I downloaded the latest check out of PostgreSQL 8.3 (not even beta yet) just to see how things are progressing. Of particular interest to me was a recent conversation about sequential scans I had with Jeff Davis. In short, in 8.3 sequential scans should be faster.
I decided to test the theory. Using the exact same machine, and an optimized 8.1.8 installation, I compared 8.1.8 versus a out of the box unconfigured (except for the tcpip port change) 8.3.
First step, create table and populate on both 8.1.8 and 8.3dev.
CREATE TABLE seqtest (test integer); INSERT INTO seqtest (test) VALUES (generate_series(1,1000000));Next step execute a guaranteed sequential scan query on 8.3dev.
EXPLAIN ANALYZE SELECT COUNT(*) FROM seqtest;
QUERY PLAN ------------------------------------------------------------------------------------------------------------------------- Aggregate (cost=16905.05..16905.06 rows=1 width=0) (actual time=4633.981..4633.984 rows=1 loops=1) -> Seq Scan on seqtest (cost=0.00..14405.24 rows=999924 width=0) (actual time=0.363..2317.909 rows=1000000 loops=1) Total runtime: 4634.037 msI ran the above EXPLAIN ANALYZE on 8.3dev five times, all with extremely similar results. In fact the variance was only about 70 milliseconds one way or the other. Then I performed the exact same query on 8.1.9, five times.

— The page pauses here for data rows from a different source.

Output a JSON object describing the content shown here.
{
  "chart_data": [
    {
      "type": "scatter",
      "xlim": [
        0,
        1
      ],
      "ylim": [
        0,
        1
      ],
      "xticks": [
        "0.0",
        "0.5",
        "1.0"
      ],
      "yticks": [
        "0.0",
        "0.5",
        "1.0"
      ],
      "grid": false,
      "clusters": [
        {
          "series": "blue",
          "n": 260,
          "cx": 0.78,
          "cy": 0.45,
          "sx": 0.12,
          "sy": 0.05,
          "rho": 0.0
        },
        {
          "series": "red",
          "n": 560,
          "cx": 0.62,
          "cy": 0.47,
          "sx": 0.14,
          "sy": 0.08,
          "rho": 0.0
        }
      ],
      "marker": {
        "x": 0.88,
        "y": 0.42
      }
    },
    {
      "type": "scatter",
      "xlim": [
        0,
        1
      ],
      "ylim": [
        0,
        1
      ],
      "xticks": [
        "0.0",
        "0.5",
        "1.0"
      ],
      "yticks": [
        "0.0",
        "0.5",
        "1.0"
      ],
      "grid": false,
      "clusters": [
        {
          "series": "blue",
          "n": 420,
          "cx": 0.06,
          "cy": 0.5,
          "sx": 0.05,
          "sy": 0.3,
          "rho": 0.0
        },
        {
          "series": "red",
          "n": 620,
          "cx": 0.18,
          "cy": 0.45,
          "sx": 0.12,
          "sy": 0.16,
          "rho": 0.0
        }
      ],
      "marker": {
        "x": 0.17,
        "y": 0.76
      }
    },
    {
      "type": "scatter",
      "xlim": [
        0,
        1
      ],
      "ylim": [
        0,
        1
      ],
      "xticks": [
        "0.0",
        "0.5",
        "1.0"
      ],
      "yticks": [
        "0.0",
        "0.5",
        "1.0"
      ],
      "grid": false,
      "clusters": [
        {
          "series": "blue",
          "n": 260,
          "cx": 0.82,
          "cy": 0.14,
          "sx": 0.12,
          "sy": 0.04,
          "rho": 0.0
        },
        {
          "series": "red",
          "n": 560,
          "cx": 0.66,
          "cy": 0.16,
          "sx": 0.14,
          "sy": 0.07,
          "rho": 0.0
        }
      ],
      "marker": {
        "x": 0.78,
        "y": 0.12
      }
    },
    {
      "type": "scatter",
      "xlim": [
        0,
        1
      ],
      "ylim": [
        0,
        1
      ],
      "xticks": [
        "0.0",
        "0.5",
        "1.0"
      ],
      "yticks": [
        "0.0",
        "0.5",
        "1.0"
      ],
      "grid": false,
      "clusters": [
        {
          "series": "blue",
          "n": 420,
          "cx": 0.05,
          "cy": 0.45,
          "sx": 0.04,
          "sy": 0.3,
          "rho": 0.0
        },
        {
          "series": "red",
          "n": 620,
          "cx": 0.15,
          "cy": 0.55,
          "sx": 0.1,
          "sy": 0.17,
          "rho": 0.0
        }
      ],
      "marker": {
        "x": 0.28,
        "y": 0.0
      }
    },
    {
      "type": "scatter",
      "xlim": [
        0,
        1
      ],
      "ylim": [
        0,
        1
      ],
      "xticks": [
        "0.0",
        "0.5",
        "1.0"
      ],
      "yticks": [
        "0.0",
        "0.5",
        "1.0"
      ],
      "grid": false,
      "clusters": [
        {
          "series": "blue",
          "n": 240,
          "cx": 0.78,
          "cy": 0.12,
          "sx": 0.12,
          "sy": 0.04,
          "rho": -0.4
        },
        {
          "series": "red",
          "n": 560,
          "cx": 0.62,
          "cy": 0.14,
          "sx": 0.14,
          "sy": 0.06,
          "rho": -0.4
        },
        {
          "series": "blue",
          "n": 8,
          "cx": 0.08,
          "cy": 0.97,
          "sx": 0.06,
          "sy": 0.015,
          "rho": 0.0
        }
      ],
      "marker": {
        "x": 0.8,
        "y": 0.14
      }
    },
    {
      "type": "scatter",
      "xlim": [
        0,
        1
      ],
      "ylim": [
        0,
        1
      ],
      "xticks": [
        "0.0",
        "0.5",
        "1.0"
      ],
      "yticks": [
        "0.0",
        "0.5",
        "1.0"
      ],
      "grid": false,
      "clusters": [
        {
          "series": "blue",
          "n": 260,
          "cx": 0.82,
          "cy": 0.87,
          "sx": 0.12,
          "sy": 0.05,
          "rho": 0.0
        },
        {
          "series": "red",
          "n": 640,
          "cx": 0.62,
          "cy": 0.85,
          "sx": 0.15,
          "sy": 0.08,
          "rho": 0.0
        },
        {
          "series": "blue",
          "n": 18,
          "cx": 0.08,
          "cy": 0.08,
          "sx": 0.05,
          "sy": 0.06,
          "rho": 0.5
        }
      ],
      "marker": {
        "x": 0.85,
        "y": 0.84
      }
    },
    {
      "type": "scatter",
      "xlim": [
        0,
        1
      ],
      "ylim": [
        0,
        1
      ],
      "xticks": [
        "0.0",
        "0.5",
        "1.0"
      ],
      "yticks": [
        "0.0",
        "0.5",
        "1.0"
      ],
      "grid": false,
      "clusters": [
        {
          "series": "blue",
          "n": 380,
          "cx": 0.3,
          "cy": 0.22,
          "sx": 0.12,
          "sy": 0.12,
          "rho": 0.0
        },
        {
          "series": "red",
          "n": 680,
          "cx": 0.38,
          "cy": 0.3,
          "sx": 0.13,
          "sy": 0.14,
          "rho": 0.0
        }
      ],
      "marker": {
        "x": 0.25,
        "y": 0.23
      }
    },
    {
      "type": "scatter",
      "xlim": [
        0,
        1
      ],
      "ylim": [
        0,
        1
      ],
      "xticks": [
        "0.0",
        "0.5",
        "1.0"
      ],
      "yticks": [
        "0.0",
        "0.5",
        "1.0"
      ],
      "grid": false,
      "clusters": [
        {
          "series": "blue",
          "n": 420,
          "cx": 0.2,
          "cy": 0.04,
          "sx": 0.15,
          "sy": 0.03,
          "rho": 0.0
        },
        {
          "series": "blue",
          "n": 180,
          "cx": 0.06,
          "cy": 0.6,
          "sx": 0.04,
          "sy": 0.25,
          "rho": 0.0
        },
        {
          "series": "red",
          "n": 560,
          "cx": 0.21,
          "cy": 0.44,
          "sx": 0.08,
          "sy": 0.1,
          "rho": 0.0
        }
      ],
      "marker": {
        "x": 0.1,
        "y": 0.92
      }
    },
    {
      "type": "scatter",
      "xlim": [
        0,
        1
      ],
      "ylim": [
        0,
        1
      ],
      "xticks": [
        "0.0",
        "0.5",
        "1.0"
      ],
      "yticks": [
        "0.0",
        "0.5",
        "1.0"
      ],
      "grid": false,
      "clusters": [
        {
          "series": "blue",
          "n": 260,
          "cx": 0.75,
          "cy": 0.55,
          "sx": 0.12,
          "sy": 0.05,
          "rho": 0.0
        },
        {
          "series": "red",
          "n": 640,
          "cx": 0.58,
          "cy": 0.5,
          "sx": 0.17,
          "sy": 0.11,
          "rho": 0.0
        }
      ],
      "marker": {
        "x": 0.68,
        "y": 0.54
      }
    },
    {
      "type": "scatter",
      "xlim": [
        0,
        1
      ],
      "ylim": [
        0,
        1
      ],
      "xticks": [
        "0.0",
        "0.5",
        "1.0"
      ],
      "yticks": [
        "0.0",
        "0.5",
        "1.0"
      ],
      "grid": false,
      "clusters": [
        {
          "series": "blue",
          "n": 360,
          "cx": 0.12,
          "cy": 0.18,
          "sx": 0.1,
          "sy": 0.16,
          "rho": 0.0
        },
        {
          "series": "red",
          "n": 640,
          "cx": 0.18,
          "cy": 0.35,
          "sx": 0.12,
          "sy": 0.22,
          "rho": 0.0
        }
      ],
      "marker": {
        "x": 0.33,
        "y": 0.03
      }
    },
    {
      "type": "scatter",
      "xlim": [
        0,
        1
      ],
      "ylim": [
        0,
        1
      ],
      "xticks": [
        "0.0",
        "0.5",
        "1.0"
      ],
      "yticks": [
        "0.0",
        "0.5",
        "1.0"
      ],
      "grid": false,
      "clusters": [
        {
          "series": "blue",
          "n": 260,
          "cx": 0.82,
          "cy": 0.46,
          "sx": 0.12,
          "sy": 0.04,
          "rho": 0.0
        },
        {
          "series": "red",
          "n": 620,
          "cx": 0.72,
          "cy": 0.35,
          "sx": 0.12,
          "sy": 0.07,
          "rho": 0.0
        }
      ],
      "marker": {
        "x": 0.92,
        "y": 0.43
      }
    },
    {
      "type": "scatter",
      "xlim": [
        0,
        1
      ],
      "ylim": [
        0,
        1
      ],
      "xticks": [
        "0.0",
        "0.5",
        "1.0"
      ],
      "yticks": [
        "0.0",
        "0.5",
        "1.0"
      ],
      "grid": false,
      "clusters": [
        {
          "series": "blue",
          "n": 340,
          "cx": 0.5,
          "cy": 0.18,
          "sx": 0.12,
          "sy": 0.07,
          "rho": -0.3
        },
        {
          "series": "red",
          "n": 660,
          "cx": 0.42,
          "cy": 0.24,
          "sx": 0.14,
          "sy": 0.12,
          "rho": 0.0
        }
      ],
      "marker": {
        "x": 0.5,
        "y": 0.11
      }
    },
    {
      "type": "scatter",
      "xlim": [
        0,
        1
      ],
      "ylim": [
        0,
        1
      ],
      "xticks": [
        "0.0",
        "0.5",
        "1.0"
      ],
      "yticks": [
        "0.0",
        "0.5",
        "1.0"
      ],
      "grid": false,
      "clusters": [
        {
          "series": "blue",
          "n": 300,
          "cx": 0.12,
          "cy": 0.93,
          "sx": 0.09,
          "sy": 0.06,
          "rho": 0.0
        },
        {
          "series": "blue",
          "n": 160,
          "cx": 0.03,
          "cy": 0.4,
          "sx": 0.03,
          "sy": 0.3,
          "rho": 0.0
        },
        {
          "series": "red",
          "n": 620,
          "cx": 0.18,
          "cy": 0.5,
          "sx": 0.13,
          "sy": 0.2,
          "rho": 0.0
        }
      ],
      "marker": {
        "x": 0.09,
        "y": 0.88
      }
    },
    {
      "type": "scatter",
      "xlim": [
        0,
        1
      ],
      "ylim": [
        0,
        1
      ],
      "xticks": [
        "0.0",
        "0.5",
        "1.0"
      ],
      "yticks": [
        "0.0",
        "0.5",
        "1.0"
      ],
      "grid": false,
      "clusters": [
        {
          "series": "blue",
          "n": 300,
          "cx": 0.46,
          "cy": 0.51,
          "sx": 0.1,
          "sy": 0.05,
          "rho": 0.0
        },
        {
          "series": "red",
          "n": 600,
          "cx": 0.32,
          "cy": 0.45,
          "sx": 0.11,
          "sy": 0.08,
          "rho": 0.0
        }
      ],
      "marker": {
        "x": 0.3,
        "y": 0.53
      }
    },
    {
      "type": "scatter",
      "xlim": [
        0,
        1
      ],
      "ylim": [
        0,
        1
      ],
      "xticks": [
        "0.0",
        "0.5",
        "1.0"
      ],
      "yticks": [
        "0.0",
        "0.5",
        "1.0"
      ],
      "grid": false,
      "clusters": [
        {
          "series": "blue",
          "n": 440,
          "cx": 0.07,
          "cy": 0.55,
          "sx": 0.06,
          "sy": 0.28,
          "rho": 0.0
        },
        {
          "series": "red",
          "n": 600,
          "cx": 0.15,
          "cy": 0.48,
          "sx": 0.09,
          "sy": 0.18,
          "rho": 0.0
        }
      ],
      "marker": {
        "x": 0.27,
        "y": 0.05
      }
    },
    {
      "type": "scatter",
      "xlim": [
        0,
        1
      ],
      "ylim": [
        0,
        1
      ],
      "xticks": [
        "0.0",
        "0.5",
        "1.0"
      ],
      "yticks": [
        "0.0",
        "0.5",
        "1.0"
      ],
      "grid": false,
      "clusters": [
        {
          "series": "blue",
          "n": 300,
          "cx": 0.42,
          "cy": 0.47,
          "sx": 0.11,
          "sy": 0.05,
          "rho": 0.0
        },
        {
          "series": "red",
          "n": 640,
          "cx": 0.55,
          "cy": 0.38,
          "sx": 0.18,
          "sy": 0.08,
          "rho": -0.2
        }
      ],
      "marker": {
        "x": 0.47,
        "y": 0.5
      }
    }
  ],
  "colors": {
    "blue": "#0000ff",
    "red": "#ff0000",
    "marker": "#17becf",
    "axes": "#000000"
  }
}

QUERY PLAN ------------------------------------------------------------------------------------------------------------------------- Aggregate (cost=17904.90..17904.91 rows=1 width=0) (actual time=4905.377..4905.379 rows=1 loops=1) -> Seq Scan on seqtest (cost=0.00..15405.12 rows=999912 width=0) (actual time=0.025..2536.639 rows=1000000 loops=1) Total runtime: 4905.515 msAgain the numbers were consistent across five runs. This is great news. O.k. 300 milliseconds isn't alot... Actually yes it is, that is almost a third of full second, now think about it over 10 million rows. I also ran the same test against SELECT sum() and got similar results. 8.3 does indeed appear to be faster than 8.1 for seq scans. Updated: 08/24/07 I now have what I suspect is the reason for the speed up:
seqtest=# select version(),pg_relation_size('seqtest'); -[ RECORD 1 ]----+------------------------------------------------------------------------------------------------ version | PostgreSQL 8.1.8 on x86_64-pc-linux-gnu, compiled by GCC cc (GCC) 4.1.2 (Ubuntu 4.1.2-0ubuntu3) pg_relation_size | 44285952
seqtest=# select version(),pg_relation_size('seqtest'); -[ RECORD 1 ]----+--------------------------------------------------------------------------------------------------------- version | PostgreSQL 8.3devel on x86_64-unknown-linux-gnu, compiled by GCC gcc (GCC) 4.1.2 (Ubuntu 4.1.2-0ubuntu4) pg_relation_size | 36093952You will note that 8.3 is approximately 19% smaller for the same data set. In 8.3 the hackers were able to reduce the size of the row header. Amazing what the little things can do.